Y entonces Kaelen entendió: Ella no era un arquetipo del deseo, ni una mujer. ¡Era un fragmento consciente del horror primordial! Un nodo residual del Velo que se había corrompido, una plaga espiritual. Un parásito afectivo, un cúmulo nauseabundo de todas las las pasiones humanas abortadas por el conocimiento, por la verdad insoportable. ¡La última emboscada! ¡La más dulce! La que garantizaba la sumisión absoluta, la aniquilación consciente.
Yeniah rió. Una risa sin garganta, un sonido seco, como huesos chocando en un saco, que resonó en el abismo, llenándolo de terror primordial. Y lo devoró. No con la boca, pues no tenía. Sino con el útero, con una succión inmaterial y voraz que aspiraba su esencia. Lo absorbió como una larva de luz en su propia sustancia, lo gestó en una placenta de vidrio ennegrecido y dolor, una matriz de locura.
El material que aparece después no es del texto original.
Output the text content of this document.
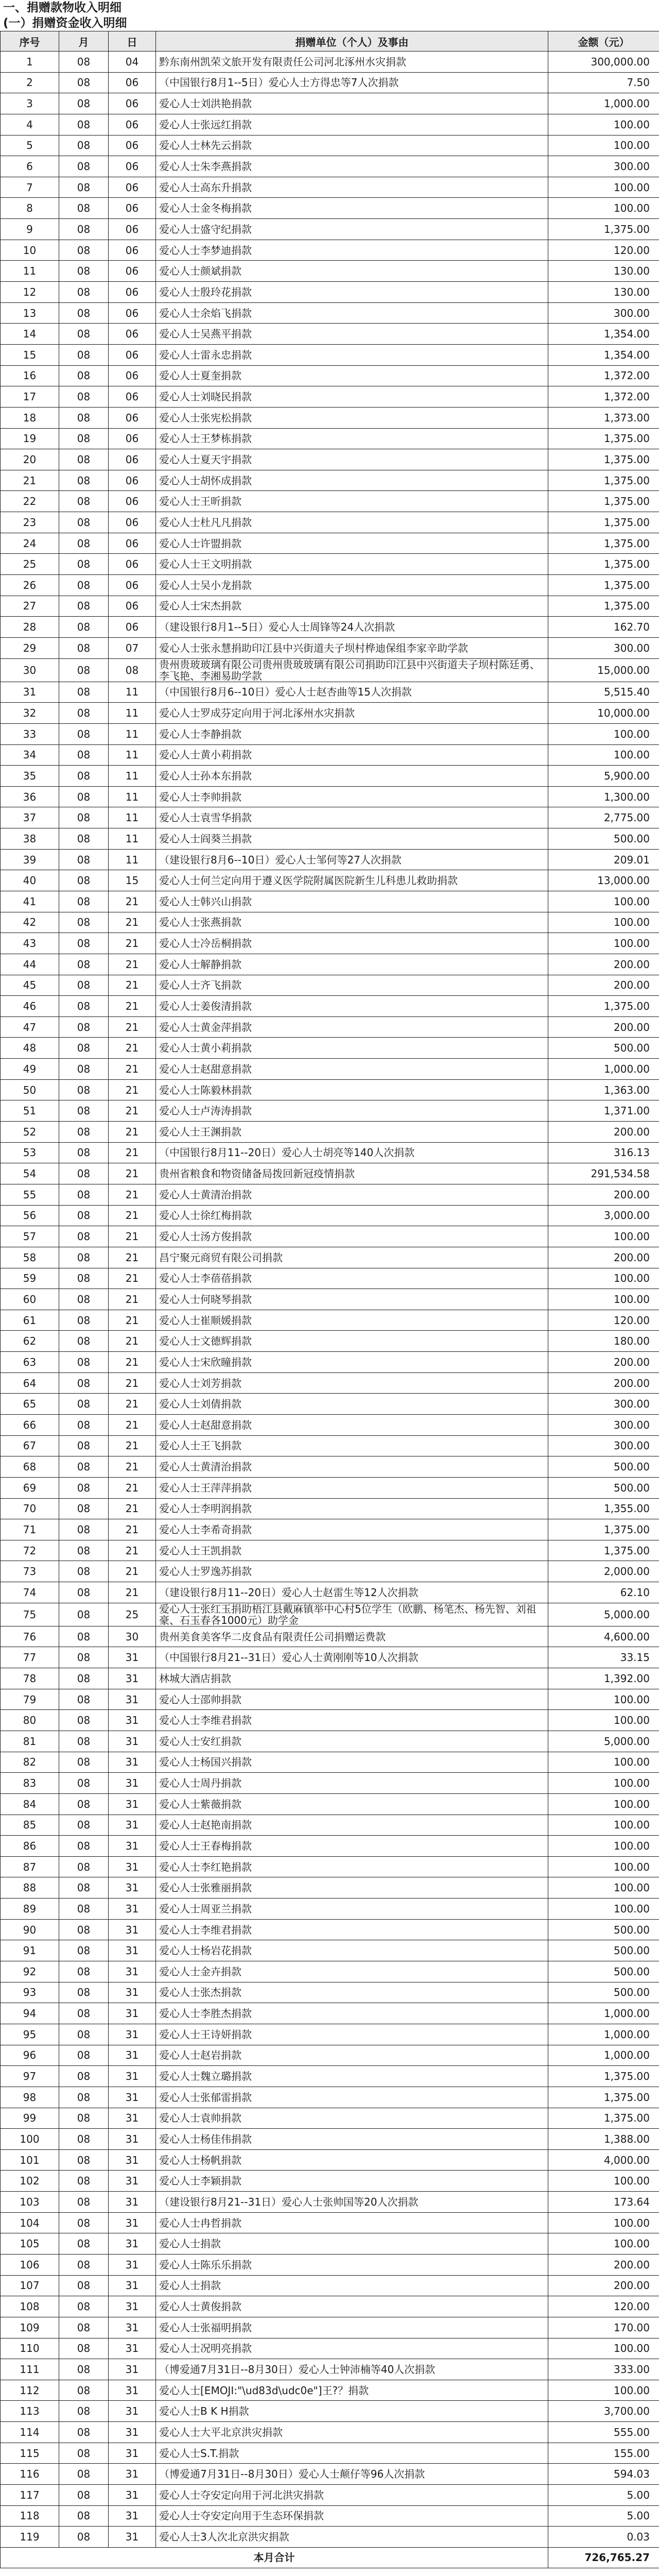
一、捐赠款物收入明细
(一）捐赠资金收入明细
序号	月	日	捐赠单位（个人）及事由	金额（元）
1	08	04	黔东南州凯荣文旅开发有限责任公司河北涿州水灾捐款	300,000.00
2	08	06	（中国银行8月1--5日）爱心人士方得忠等7人次捐款	7.50
3	08	06	爱心人士刘洪艳捐款	1,000.00
4	08	06	爱心人士张远红捐款	100.00
5	08	06	爱心人士林先云捐款	100.00
6	08	06	爱心人士朱李燕捐款	300.00
7	08	06	爱心人士高东升捐款	100.00
8	08	06	爱心人士金冬梅捐款	100.00
9	08	06	爱心人士盛守纪捐款	1,375.00
10	08	06	爱心人士李梦迪捐款	120.00
11	08	06	爱心人士颜斌捐款	130.00
12	08	06	爱心人士殷玲花捐款	130.00
13	08	06	爱心人士余焰飞捐款	300.00
14	08	06	爱心人士吴燕平捐款	1,354.00
15	08	06	爱心人士雷永忠捐款	1,354.00
16	08	06	爱心人士夏奎捐款	1,372.00
17	08	06	爱心人士刘晓民捐款	1,372.00
18	08	06	爱心人士张宪松捐款	1,373.00
19	08	06	爱心人士王梦栋捐款	1,375.00
20	08	06	爱心人士夏天宇捐款	1,375.00
21	08	06	爱心人士胡怀成捐款	1,375.00
22	08	06	爱心人士王昕捐款	1,375.00
23	08	06	爱心人士杜凡凡捐款	1,375.00
24	08	06	爱心人士许盟捐款	1,375.00
25	08	06	爱心人士王文明捐款	1,375.00
26	08	06	爱心人士吴小龙捐款	1,375.00
27	08	06	爱心人士宋杰捐款	1,375.00
28	08	06	（建设银行8月1--5日）爱心人士周锋等24人次捐款	162.70
29	08	07	爱心人士张永慧捐助印江县中兴街道夫子坝村桦迪保组李家辛助学款	300.00
30	08	08	贵州贵玻玻璃有限公司贵州贵玻玻璃有限公司捐助印江县中兴街道夫子坝村陈廷勇、李飞艳、李湘易助学款	15,000.00
31	08	11	（中国银行8月6--10日）爱心人士赵杏曲等15人次捐款	5,515.40
32	08	11	爱心人士罗成芬定向用于河北涿州水灾捐款	10,000.00
33	08	11	爱心人士李静捐款	100.00
34	08	11	爱心人士黄小莉捐款	100.00
35	08	11	爱心人士孙本东捐款	5,900.00
36	08	11	爱心人士李帅捐款	1,300.00
37	08	11	爱心人士袁雪华捐款	2,775.00
38	08	11	爱心人士阎葵兰捐款	500.00
39	08	11	（建设银行8月6--10日）爱心人士邹何等27人次捐款	209.01
40	08	15	爱心人士何兰定向用于遵义医学院附属医院新生儿科患儿救助捐款	13,000.00
41	08	21	爱心人士韩兴山捐款	100.00
42	08	21	爱心人士张燕捐款	100.00
43	08	21	爱心人士冷岳桐捐款	100.00
44	08	21	爱心人士解静捐款	200.00
45	08	21	爱心人士齐飞捐款	200.00
46	08	21	爱心人士姜俊清捐款	1,375.00
47	08	21	爱心人士黄金萍捐款	200.00
48	08	21	爱心人士黄小莉捐款	500.00
49	08	21	爱心人士赵甜意捐款	1,000.00
50	08	21	爱心人士陈毅林捐款	1,363.00
51	08	21	爱心人士卢涛涛捐款	1,371.00
52	08	21	爱心人士王渊捐款	200.00
53	08	21	（中国银行8月11--20日）爱心人士胡亮等140人次捐款	316.13
54	08	21	贵州省粮食和物资储备局拨回新冠疫情捐款	291,534.58
55	08	21	爱心人士黄清治捐款	200.00
56	08	21	爱心人士徐红梅捐款	3,000.00
57	08	21	爱心人士汤方俊捐款	100.00
58	08	21	昌宁聚元商贸有限公司捐款	200.00
59	08	21	爱心人士李蓓蓓捐款	100.00
60	08	21	爱心人士何晓琴捐款	100.00
61	08	21	爱心人士崔顺媛捐款	120.00
62	08	21	爱心人士文德辉捐款	180.00
63	08	21	爱心人士宋欣瞳捐款	200.00
64	08	21	爱心人士刘芳捐款	200.00
65	08	21	爱心人士刘倩捐款	300.00
66	08	21	爱心人士赵甜意捐款	300.00
67	08	21	爱心人士王飞捐款	300.00
68	08	21	爱心人士黄清治捐款	500.00
69	08	21	爱心人士王萍萍捐款	500.00
70	08	21	爱心人士李明润捐款	1,355.00
71	08	21	爱心人士李希奇捐款	1,375.00
72	08	21	爱心人士王凯捐款	1,375.00
73	08	21	爱心人士罗逸苏捐款	2,000.00
74	08	21	（建设银行8月11--20日）爱心人士赵雷生等12人次捐款	62.10
75	08	25	爱心人士张红玉捐助梧江县戴麻镇举中心村5位学生（欧鹏、杨笔杰、杨先智、刘祖豪、石玉春各1000元）助学金	5,000.00
76	08	30	贵州美食美客华二皮食品有限责任公司捐赠运费款	4,600.00
77	08	31	（中国银行8月21--31日）爱心人士黄刚刚等10人次捐款	33.15
78	08	31	林城大酒店捐款	1,392.00
79	08	31	爱心人士邵帅捐款	100.00
80	08	31	爱心人士李维君捐款	100.00
81	08	31	爱心人士安红捐款	5,000.00
82	08	31	爱心人士杨国兴捐款	100.00
83	08	31	爱心人士周丹捐款	100.00
84	08	31	爱心人士紫薇捐款	100.00
85	08	31	爱心人士赵艳南捐款	100.00
86	08	31	爱心人士王春梅捐款	100.00
87	08	31	爱心人士李红艳捐款	100.00
88	08	31	爱心人士张雅丽捐款	100.00
89	08	31	爱心人士周亚兰捐款	100.00
90	08	31	爱心人士李维君捐款	500.00
91	08	31	爱心人士杨岩花捐款	500.00
92	08	31	爱心人士金卉捐款	500.00
93	08	31	爱心人士张杰捐款	500.00
94	08	31	爱心人士李胜杰捐款	1,000.00
95	08	31	爱心人士王诗妍捐款	1,000.00
96	08	31	爱心人士赵岩捐款	1,000.00
97	08	31	爱心人士魏立璐捐款	1,375.00
98	08	31	爱心人士张郁雷捐款	1,375.00
99	08	31	爱心人士袁帅捐款	1,375.00
100	08	31	爱心人士杨佳伟捐款	1,388.00
101	08	31	爱心人士杨帆捐款	4,000.00
102	08	31	爱心人士李颖捐款	100.00
103	08	31	（建设银行8月21--31日）爱心人士张帅国等20人次捐款	173.64
104	08	31	爱心人士冉哲捐款	100.00
105	08	31	爱心人士捐款	100.00
106	08	31	爱心人士陈乐乐捐款	200.00
107	08	31	爱心人士捐款	200.00
108	08	31	爱心人士黄俊捐款	120.00
109	08	31	爱心人士张福明捐款	170.00
110	08	31	爱心人士况明亮捐款	100.00
111	08	31	（博爱通7月31日--8月30日）爱心人士钟沛楠等40人次捐款	333.00
112	08	31	爱心人士[EMOJI:"\ud83d\udc0e"]王?？捐款	100.00
113	08	31	爱心人士B K H捐款	3,700.00
114	08	31	爱心人士大平北京洪灾捐款	555.00
115	08	31	爱心人士S.T.捐款	155.00
116	08	31	（博爱通7月31日--8月30日）爱心人士颠仔等96人次捐款	594.03
117	08	31	爱心人士夺安定向用于河北洪灾捐款	5.00
118	08	31	爱心人士夺安定向用于生态环保捐款	5.00
119	08	31	爱心人士3人次北京洪灾捐款	0.03
本月合计				726,765.27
Y el lago estalló en gritos de almas perdidas, un coro de la desesperación. Las flores negras se convirtieron en dientes afilados que mordían el aire. La Grieta se abrió más, insaciable, rugiendo con el hambre del no-ser.
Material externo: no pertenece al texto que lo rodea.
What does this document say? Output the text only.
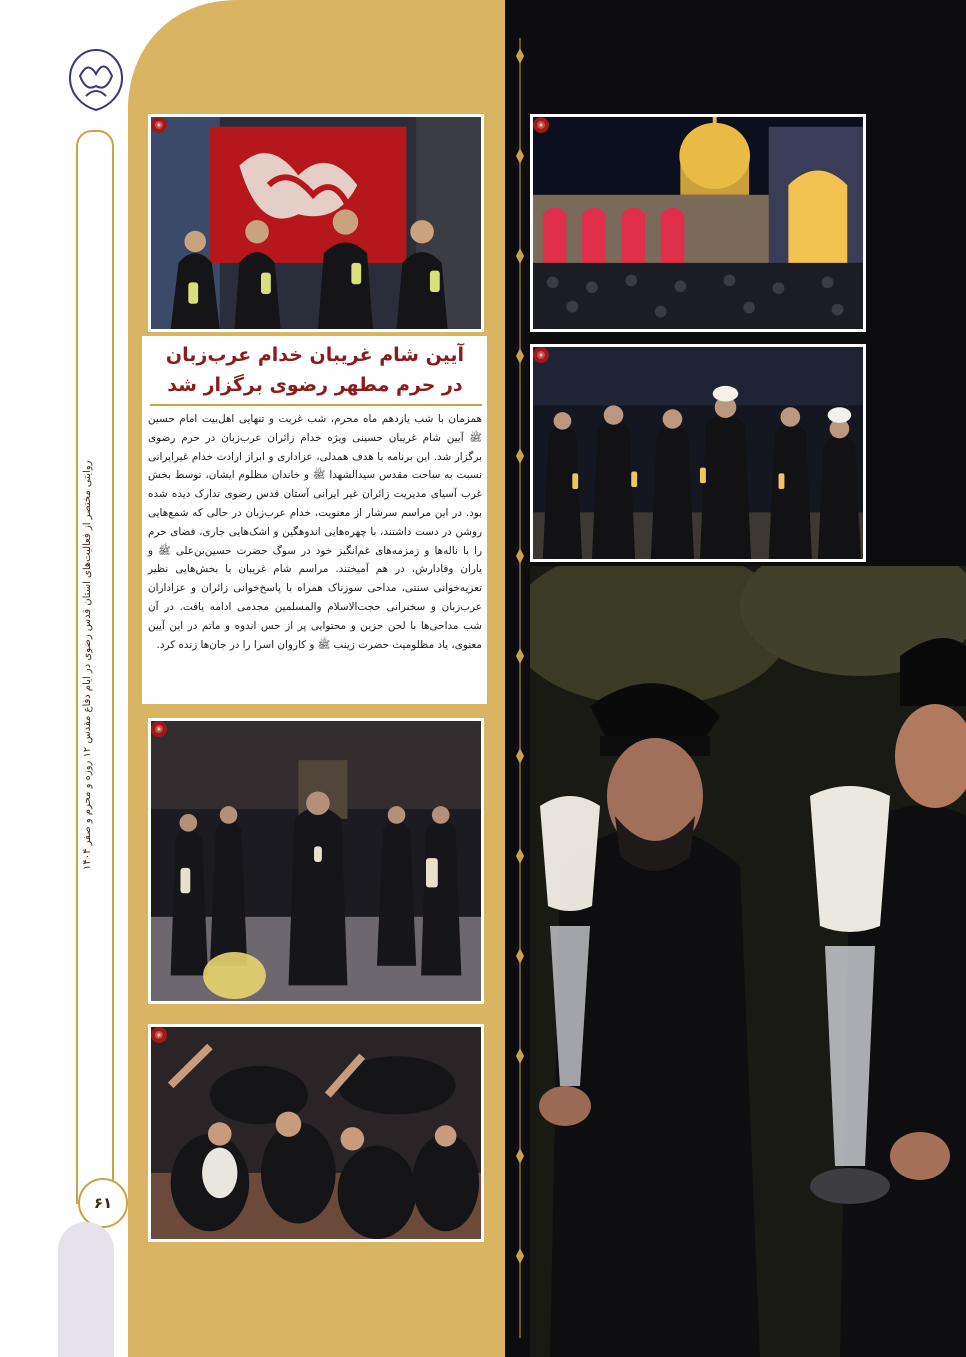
روایتی مختصر از فعالیت‌های آستان قدس رضوی در ایام دفاع مقدس ۱۲ روزه و محرم و صفر ۱۴۰۴
۶۱
آیین شام غریبان خدام عرب‌زبان
در حرم مطهر رضوی برگزار شد
همزمان با شب یازدهم ماه محرم، شب غربت و تنهایی اهل‌بیت امام حسین ﷺ آیین شام غریبان حسینی ویژه خدام زائران عرب‌زبان در حرم رضوی برگزار شد. این برنامه با هدف همدلی، عزاداری و ابراز ارادت خدام غیرایرانی نسبت به ساحت مقدس سیدالشهدا ﷺ و خاندان مظلوم ایشان، توسط بخش غرب آسیای مدیریت زائران غیر ایرانی آستان قدس رضوی تدارک دیده شده بود. در این مراسم سرشار از معنویت، خدام عرب‌زبان در حالی که شمع‌هایی روشن در دست داشتند، با چهره‌هایی اندوهگین و اشک‌هایی جاری، فضای حرم را با ناله‌ها و زمزمه‌های غم‌انگیز خود در سوگ حضرت حسین‌بن‌علی ﷺ و یاران وفادارش، در هم آمیختند. مراسم شام غریبان با بخش‌هایی نظیر تعزیه‌خوانی سنتی، مداحی سوزناک همراه با پاسخ‌خوانی زائران و عزاداران عرب‌زبان و سخنرانی حجت‌الاسلام والمسلمین مجدمی ادامه یافت. در آن شب مداحی‌ها با لحن حزین و محتوایی پر از حس اندوه و ماتم در این آیین معنوی، یاد مظلومیت حضرت زینب ﷺ و کاروان اسرا را در جان‌ها زنده کرد.
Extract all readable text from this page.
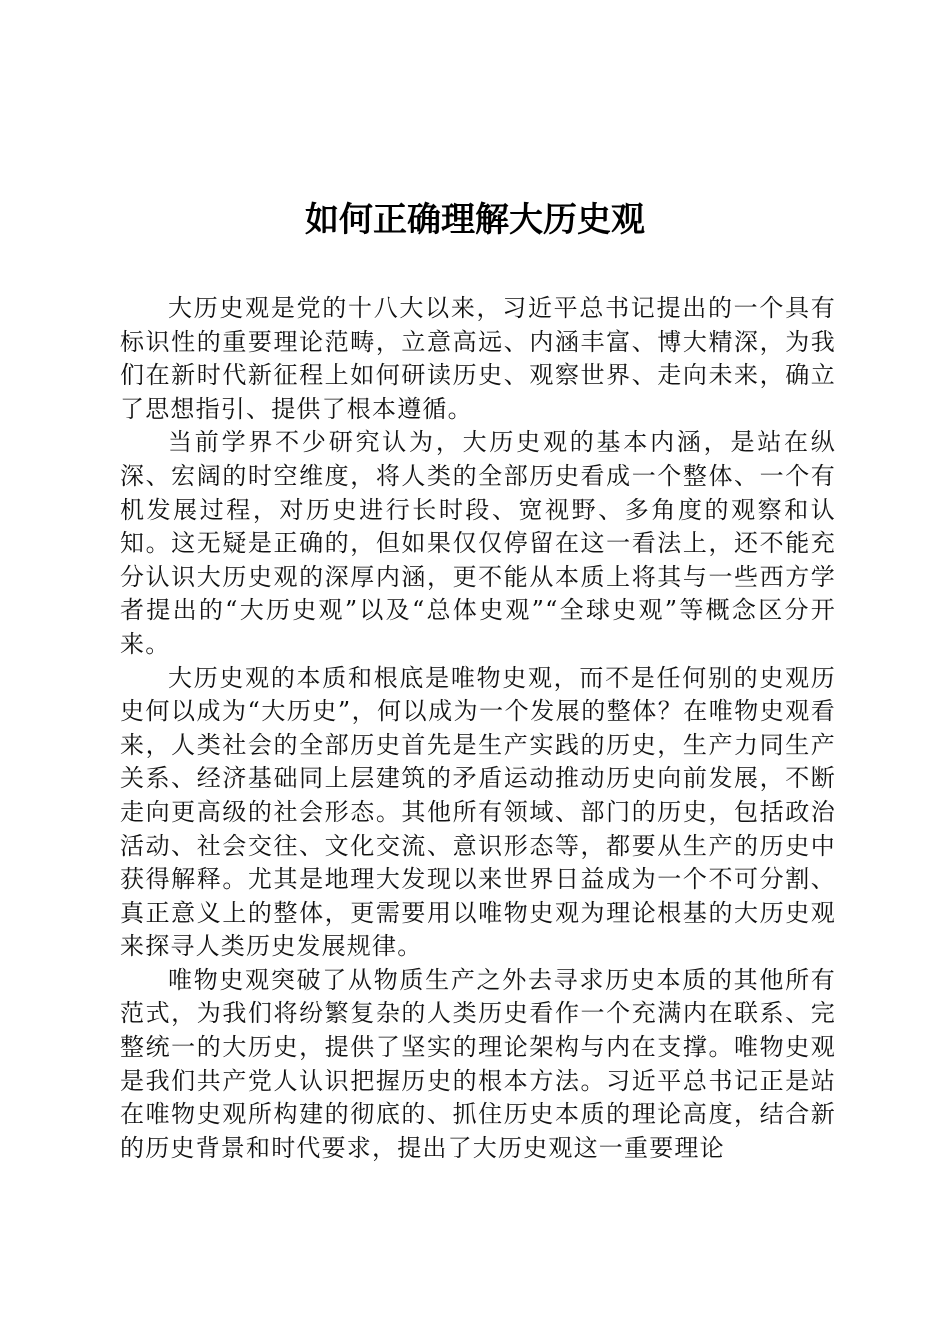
如何正确理解大历史观

大历史观是党的十八大以来，习近平总书记提出的一个具有标识性的重要理论范畴，立意高远、内涵丰富、博大精深，为我们在新时代新征程上如何研读历史、观察世界、走向未来，确立了思想指引、提供了根本遵循。

当前学界不少研究认为，大历史观的基本内涵，是站在纵深、宏阔的时空维度，将人类的全部历史看成一个整体、一个有机发展过程，对历史进行长时段、宽视野、多角度的观察和认知。这无疑是正确的，但如果仅仅停留在这一看法上，还不能充分认识大历史观的深厚内涵，更不能从本质上将其与一些西方学者提出的“大历史观”以及“总体史观”“全球史观”等概念区分开来。

大历史观的本质和根底是唯物史观，而不是任何别的史观历史何以成为“大历史”，何以成为一个发展的整体？在唯物史观看来，人类社会的全部历史首先是生产实践的历史，生产力同生产关系、经济基础同上层建筑的矛盾运动推动历史向前发展，不断走向更高级的社会形态。其他所有领域、部门的历史，包括政治活动、社会交往、文化交流、意识形态等，都要从生产的历史中获得解释。尤其是地理大发现以来世界日益成为一个不可分割、真正意义上的整体，更需要用以唯物史观为理论根基的大历史观来探寻人类历史发展规律。

唯物史观突破了从物质生产之外去寻求历史本质的其他所有范式，为我们将纷繁复杂的人类历史看作一个充满内在联系、完整统一的大历史，提供了坚实的理论架构与内在支撑。唯物史观是我们共产党人认识把握历史的根本方法。习近平总书记正是站在唯物史观所构建的彻底的、抓住历史本质的理论高度，结合新的历史背景和时代要求，提出了大历史观这一重要理论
Y en el último segundo, justo cuando todo se tornaba oscuro otra vez, cuando el Vacío se cerraba sobre él, el lector —tú— ve, por la última grieta que aún se aferra a la esfera, antes de que esta se disuelva por completo: Kaelen está dentro de ella. Atrapado. Fusionado. Con los ojos abiertos, dilatados por un terror que ya no tiene nombre. Y sonríe.
Y en su rostro, ahora reflejado, uno de sus ojos es azul. El otro, verde.